Я решила, что он слишком скромничает, и испытала гордость, услышав, что Джон и доктор Батс начали переписку с падуанским студентом из Фландрии Андреасом Весалием и Беренгарио да Капри, автором комментариев по анатомии человека, которые они только что прочли с целью критики системы Галена.
— Именно твоя удача, то, как ты вылечила потную болезнь у Маргариты без применения кровопускания, навела меня на мысль написать им, — щедро сказал Джон. — Это привело Батса в восторг. Будь ты мужчиной, наверное, стала бы куда лучшим доктором, чем я. У тебя настоящее чутье на правду. Тот факт, что ты женщина, вероятно, представляет большую потерю для науки. Но, — он зарылся у меня в волосах, — пожалуй, я не против. А ты?

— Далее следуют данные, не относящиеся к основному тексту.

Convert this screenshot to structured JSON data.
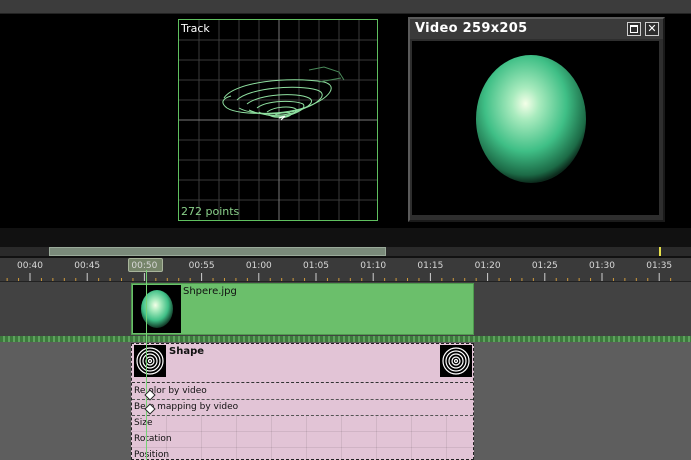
{
  "track_panel": {
    "title": "Track",
    "point_count": "272 points"
  },
  "video_window": {
    "title": "Video 259x205",
    "close_glyph": "✕"
  },
  "timeline": {
    "ruler_labels": [
      "00:40",
      "00:45",
      "00:50",
      "00:55",
      "01:00",
      "01:05",
      "01:10",
      "01:15",
      "01:20",
      "01:25",
      "01:30",
      "01:35"
    ]
  },
  "video_clip": {
    "name": "Shpere.jpg"
  },
  "shape_clip": {
    "title": "Shape",
    "params": [
      "Re olor by video",
      "Be p mapping by video",
      "Size",
      "Rotation",
      "Position"
    ]
  },
  "colors": {
    "clip_green": "#6bbf6b",
    "shape_pink": "#e2c4d6",
    "track_border": "#5fbf5f",
    "sphere_color": "#3fbf86"
  },
  "icons": [
    "restore-icon",
    "close-icon",
    "spiral-shape-icon"
  ]
}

Каждое утро мы ходили на утреню, завтракали, он наспех листал какие-то книги и целовал меня в губы, а если выходила служанка и мы оставались одни, то иногда и в шею. Или садился на корточки, почтительно проводил губами по стопе, щиколотке, голени, нежно смеялся моему изумлению и заалевшим щекам и заговорщически шептал: «До вечера, дорогая, жди меня», — и в темном плаще выскальзывал из дома на свежий воздух начинающегося дня. Все наши разговоры происходили по ночам, в тишине, при свечах или у камина, посреди стираного белья и уставших тел.

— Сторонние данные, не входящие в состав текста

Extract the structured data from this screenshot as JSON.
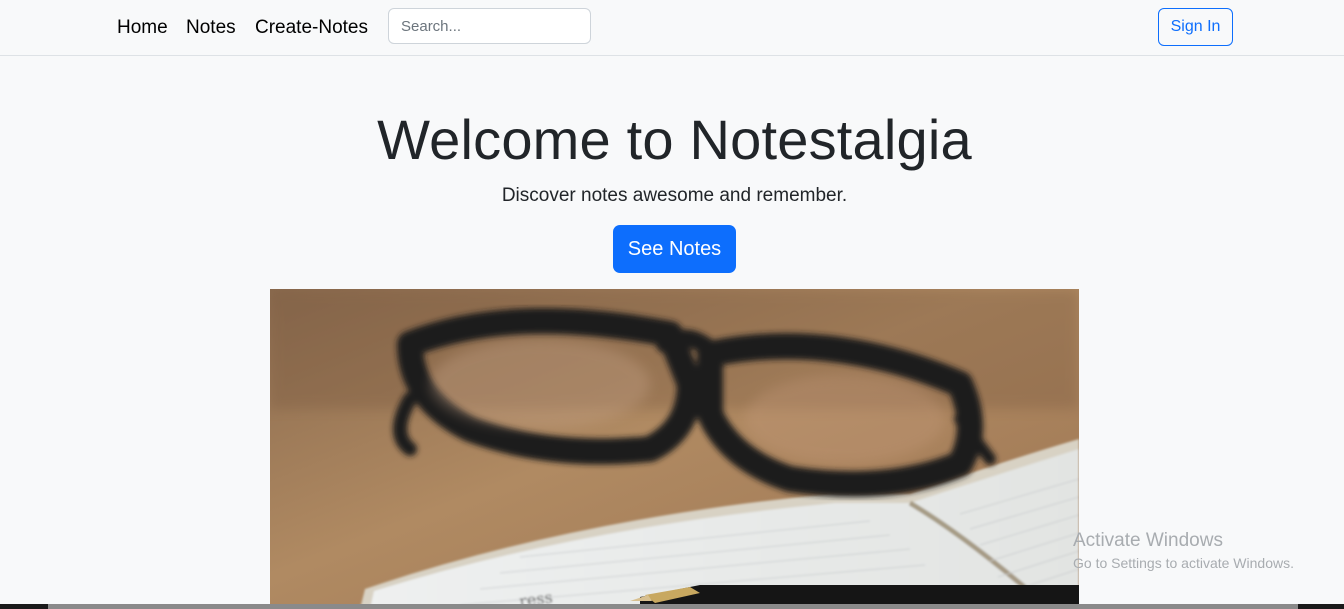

Когда мы оставались вдвоем, он оказывался смелее, чем я могла себе представить. Часто рассказывал озорные истории, вызывавшие улыбку. Когда я спросила его, как отцу живется при дворе, он усмехнулся и сообщил мне об уроках астрономии, которые Мор дает теперь ненасытному королю.
— Сейчас он по полночи проводит на крыше, показывая Генриху Марс или Венеру. Если его спросить, он скромно потупит очи и назовет это так, забавой, но втайне счастлив — ведь король дорос до более высокого уровня услуг, которые может предложить Томас Мор по сравнению с кардиналом Уолси. Он так увлеченно интригует, добиваясь расположения короля, будто родился придворным. Мой диагноз: придворная болезнь. Самые независимые в конечном счете ею заболевают.
Но в основном мы говорили о нашей тихой жизни. В ответ на все мои вопросы о его прошлом Джон резко отдалялся, хотя, улыбаясь, говорил: «Никогда не оборачивайтесь назад, мистрис Мег», — и мягко проводил пальцем по моим губам. А я, безмерно счастливая, не пыталась настаивать. Его сдержанность не изменила ему даже на Сретенье. Он пришел домой с мороза, а я, вся в слезах, смотрела на строгий портрет отца работы мастера Ганса (тот самый, с бархатными рукавами), зажав в руке носовой платок.
— Что случилось? — спросил он с порога со стиснувшей мне сердце тревогой и бросился обнимать. — Что случилось, Мег?
Джон запрокинул мне голову, пристально всматриваясь в лицо.
— Мне кажется, у нас будет ребенок, — захныкала я, сама удивившись нахлынувшей на меня печали, смешанной с воспоминаниями.
С другой стороны, я чувствовала себя так гадко: у меня набухла грудь, валила усталость, желудок сдавливали странные спазмы, из-за которых при запахе пищи рвало целый день, а чтобы унять их, все время хотелось есть. Он крепко прижал меня к себе, но я все-таки заметила, как он просиял — прямо как яркий весенний день — и лицо осветилось, словно входной проем церкви Святого Стефана, в котором через наше окно можно было увидеть свечи.
— Я так счастлив!.. — радостно воскликнул он.
— Но я даже не знаю, на кого он будет похож, — слезливо перебила я. В тот момент мне было все равно, что он скажет. Я вся пребывала во власти своих горестных фантазий. — Я не помню свою семью, никогда не знала твою, и когда он родится… — я суеверно перекрестилась, — если все будет хорошо… даже не знаю, на кого он будет похож.
— Тсс, — зашептал он и с гордостью похлопал меня по животу. — Успокойся, тсс.
Он сделал мне имбирный чай, достав корень со дна моего сундучка, сам его почистил, залил кипятком и дал настояться в оловянной кружке. Я все еще скулила, но, тронутая его заботой, выпила чай и в который раз промокнула глаза. Он отнял платок и губами осушил слезы.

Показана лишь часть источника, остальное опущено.